Why Pick a Private Student Loan? | 08.17.10
With all the financial aid choices out in the wild, sometimes it isn’t clear why one solution is better than another. For instance, consider the ongoing debate between federal PLUS loans and private student loans:
- They both are credit-based
- They both can cover up to 100% of your cost of attendance
- They both can be used for non-tuition costs such as living expenses, books and computers.
So why pick a private loan over a federal one?
Well, for starters, there is more competition in the private student lending industry. The federal loans are great, but under no stress to lower interest rates or make their repayment terms more attractive to borrowers. Truth be told, they are the least innovative as far as borrower benefits in total.
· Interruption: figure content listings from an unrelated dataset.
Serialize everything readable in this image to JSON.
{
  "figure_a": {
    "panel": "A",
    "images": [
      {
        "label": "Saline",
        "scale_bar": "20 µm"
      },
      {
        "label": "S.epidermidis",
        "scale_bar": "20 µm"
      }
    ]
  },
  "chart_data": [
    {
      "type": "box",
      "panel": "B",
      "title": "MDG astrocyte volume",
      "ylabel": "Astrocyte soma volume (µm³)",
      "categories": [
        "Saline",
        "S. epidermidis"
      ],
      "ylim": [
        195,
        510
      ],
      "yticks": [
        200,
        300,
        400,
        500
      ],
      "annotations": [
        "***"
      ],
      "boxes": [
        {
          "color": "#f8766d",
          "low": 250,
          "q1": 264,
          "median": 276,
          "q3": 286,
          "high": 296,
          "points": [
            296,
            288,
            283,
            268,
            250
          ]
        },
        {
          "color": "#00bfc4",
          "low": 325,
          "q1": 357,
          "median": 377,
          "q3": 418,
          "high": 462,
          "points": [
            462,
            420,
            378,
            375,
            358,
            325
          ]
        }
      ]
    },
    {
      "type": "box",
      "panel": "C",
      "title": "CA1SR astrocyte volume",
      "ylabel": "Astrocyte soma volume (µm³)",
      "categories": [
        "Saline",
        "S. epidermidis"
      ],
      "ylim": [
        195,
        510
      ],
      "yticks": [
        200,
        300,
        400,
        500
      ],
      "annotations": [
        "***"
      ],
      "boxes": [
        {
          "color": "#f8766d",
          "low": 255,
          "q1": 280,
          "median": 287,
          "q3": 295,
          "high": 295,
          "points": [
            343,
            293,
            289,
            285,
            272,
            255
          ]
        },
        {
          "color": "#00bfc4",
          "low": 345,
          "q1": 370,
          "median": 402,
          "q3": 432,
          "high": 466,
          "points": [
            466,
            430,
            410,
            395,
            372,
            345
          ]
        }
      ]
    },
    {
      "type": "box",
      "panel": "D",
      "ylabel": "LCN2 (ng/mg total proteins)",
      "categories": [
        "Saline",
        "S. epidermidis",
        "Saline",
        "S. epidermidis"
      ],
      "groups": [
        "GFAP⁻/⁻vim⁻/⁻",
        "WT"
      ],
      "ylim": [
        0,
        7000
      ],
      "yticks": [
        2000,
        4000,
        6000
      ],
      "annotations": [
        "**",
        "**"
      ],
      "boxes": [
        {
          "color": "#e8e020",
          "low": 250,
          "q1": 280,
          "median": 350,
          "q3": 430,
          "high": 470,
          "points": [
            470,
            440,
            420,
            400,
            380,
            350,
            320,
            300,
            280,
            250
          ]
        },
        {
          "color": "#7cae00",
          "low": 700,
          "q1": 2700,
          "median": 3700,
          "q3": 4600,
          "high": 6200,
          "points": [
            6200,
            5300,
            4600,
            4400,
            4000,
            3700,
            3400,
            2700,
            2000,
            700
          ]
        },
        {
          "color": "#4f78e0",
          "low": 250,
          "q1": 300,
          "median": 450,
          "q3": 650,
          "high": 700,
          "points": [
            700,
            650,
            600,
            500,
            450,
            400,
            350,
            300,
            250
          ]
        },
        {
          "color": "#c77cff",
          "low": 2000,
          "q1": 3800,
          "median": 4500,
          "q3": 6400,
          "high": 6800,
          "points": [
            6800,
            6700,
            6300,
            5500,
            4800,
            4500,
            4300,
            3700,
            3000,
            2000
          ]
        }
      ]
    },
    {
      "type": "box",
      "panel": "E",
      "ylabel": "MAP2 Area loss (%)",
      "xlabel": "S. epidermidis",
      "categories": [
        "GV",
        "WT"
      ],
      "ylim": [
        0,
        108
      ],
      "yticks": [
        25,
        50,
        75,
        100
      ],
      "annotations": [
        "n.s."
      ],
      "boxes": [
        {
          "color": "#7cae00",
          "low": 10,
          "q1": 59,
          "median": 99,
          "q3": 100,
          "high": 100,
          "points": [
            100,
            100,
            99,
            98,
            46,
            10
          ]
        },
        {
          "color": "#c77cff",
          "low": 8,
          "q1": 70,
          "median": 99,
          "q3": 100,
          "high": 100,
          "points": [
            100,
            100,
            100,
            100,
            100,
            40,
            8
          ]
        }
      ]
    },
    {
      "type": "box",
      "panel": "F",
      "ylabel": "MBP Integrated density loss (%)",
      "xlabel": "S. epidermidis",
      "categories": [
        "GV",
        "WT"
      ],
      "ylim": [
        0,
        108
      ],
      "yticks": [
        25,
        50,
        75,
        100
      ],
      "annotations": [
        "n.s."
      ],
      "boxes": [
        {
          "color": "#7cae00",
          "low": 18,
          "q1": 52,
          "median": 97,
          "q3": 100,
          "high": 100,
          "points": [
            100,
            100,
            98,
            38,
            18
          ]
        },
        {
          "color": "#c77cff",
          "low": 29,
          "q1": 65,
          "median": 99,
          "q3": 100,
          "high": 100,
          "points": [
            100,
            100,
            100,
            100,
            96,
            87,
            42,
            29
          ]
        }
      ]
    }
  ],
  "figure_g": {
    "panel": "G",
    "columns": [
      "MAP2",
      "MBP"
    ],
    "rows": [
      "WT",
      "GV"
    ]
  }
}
What benefits do private student loans have?
It depends on the lender, but the industry standard slowly looking like APR reductions for auto-debit (usually 0.25%) and the possibility of co-signer release. In addition, some banks will give you extra off your APR if you pay your bill through one of their own bank accounts. Graduation rewards or bonuses are not unheard of either.
In short, the private banks are forced to be more generous with their benefits to get your money and often can become better deals for you if you have a creditworthy co-signer. If you don’t have a co-signer, federal loans likely are better for you because they have little or no credit requirement (PLUS loans require a credit check) for approval.